In recent years, scientists have explored many substances that could act as transparent radiative coolers, so that windows in a building can cool rooms without using electrically powered air conditioning. Such cooling panes need to selectively block the longer-wavelength rays from sunlight while letting most of the visible spectrum pass through. It also helps if the window material can radiate thermal energy outward from the building.

The team at Seoul National University fabricated its smart window from a sandwich of 250-μm-thick fluorinated ethylene propylene (FEP) film, which provides the radiative cooling of 8- to 13-μm wavelengths, indium tin oxide (ITO) and silver. The latter two, totaling only 90 nm thick, reflect NIR light and collect the charges as a “droplet-based electricity generator,” or DEG.

Making electricity from raindrops falling on a window might sound unusual, but it’s an example of the triboelectric effect; scientists such as Lord Kelvin and Philipp Lenard investigated water droplets’ ability to generate static electricity in the late 19th century. The amount of power that the team made from water droplets―approximately 8.3 W/m2―is enough to light up an LED, says researcher Seung Hwan Ko. Since rain is inherently intermittent, however, the window would need to be attached to a battery or supercapacitor to store the triboelectric energy.

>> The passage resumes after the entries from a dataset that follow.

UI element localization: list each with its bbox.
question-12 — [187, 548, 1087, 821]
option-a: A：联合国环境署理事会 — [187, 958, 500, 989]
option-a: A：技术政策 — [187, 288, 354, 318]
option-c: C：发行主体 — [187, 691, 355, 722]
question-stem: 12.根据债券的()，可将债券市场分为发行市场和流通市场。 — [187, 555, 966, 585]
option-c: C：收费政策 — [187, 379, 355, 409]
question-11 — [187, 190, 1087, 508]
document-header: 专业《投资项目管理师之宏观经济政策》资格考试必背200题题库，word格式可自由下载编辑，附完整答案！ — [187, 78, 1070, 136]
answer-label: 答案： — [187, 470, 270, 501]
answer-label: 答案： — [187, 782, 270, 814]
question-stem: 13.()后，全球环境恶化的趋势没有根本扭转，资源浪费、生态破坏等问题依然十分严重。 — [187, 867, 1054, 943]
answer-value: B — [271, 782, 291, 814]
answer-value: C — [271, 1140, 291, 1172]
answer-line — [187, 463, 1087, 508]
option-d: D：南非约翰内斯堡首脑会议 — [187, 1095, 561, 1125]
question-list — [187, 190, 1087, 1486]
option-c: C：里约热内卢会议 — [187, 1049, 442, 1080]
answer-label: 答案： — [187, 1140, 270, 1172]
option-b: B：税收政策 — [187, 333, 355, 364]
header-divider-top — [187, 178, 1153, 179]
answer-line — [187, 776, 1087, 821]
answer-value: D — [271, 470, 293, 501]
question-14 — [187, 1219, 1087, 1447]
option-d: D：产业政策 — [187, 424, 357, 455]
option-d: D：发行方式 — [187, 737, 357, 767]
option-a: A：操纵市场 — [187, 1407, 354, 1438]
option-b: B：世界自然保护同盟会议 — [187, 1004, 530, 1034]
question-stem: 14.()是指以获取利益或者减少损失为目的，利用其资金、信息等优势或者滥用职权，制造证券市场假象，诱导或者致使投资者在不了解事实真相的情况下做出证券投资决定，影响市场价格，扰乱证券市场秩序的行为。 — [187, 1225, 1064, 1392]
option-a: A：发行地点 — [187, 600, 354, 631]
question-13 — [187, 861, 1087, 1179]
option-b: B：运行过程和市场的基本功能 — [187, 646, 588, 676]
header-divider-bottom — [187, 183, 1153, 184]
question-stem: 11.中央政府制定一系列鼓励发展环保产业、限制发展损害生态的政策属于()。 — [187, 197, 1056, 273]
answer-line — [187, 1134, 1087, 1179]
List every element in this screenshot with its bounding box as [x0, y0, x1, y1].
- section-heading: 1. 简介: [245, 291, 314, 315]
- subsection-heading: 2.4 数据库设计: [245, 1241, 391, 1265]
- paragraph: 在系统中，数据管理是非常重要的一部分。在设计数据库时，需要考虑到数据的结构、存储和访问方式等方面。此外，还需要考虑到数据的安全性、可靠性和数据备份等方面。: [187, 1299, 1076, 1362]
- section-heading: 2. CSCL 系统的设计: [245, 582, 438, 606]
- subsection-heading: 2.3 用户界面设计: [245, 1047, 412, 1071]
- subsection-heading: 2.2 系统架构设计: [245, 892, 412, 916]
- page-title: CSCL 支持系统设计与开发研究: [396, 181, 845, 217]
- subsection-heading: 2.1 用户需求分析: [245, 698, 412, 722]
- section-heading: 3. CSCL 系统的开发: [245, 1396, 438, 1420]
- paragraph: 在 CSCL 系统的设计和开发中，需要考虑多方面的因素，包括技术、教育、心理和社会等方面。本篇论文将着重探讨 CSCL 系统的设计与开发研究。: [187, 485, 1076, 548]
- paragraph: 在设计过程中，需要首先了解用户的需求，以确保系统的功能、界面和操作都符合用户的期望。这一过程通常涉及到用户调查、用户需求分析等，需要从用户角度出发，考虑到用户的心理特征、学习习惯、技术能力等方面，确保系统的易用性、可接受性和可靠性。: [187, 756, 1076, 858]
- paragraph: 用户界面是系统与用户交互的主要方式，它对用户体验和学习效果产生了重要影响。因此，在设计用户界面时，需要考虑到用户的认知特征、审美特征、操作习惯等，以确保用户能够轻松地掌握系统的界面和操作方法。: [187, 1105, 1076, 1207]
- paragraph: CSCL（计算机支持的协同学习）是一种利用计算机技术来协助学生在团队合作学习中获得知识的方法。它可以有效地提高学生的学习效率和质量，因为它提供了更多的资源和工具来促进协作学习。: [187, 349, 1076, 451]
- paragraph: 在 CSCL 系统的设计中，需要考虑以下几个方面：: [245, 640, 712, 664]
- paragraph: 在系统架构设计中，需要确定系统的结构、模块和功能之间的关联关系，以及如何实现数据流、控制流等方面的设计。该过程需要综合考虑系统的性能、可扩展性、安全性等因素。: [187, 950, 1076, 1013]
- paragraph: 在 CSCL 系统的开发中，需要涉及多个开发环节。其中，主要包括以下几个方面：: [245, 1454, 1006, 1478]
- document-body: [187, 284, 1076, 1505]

Diagram of smart window functions

The main functions of the multifunctional smart window. [Image: © Seoul National University College of Engineering]

Defrosting and defogging, too

With an input of electricity, the multifunctional window could use Joule heating to clear itself of frost or fogging. The researchers tested this out by measuring the transmittance and scattering of a visible laser beam with the heating turned off and on.

According to Ko, most recent studies of DEG and transparent radiative cooling have employed separate components for the two functions. The Seoul National group, however, combined them, plus defogging, in a single windowpane structure.

The multifunctional window demonstrated a transmittance of 0.652 at visible wavelengths, a reflectance of 0.474 of near-infrared rays and an emittance of 0.972 at thermal wavelengths. The layered material is flexible enough to incorporate into curved window designs.

“In this study, we focused on lab-scale fabrication,” Ko says. “To advance this work toward practical applications, we plan to conduct further experiments aimed at large-scale production and improving transparency in the visible light spectrum. If successful, these advancements could enable direct application in homes, office buildings and vehicles, potentially contributing to the development of next-generation electric vehicle technology.”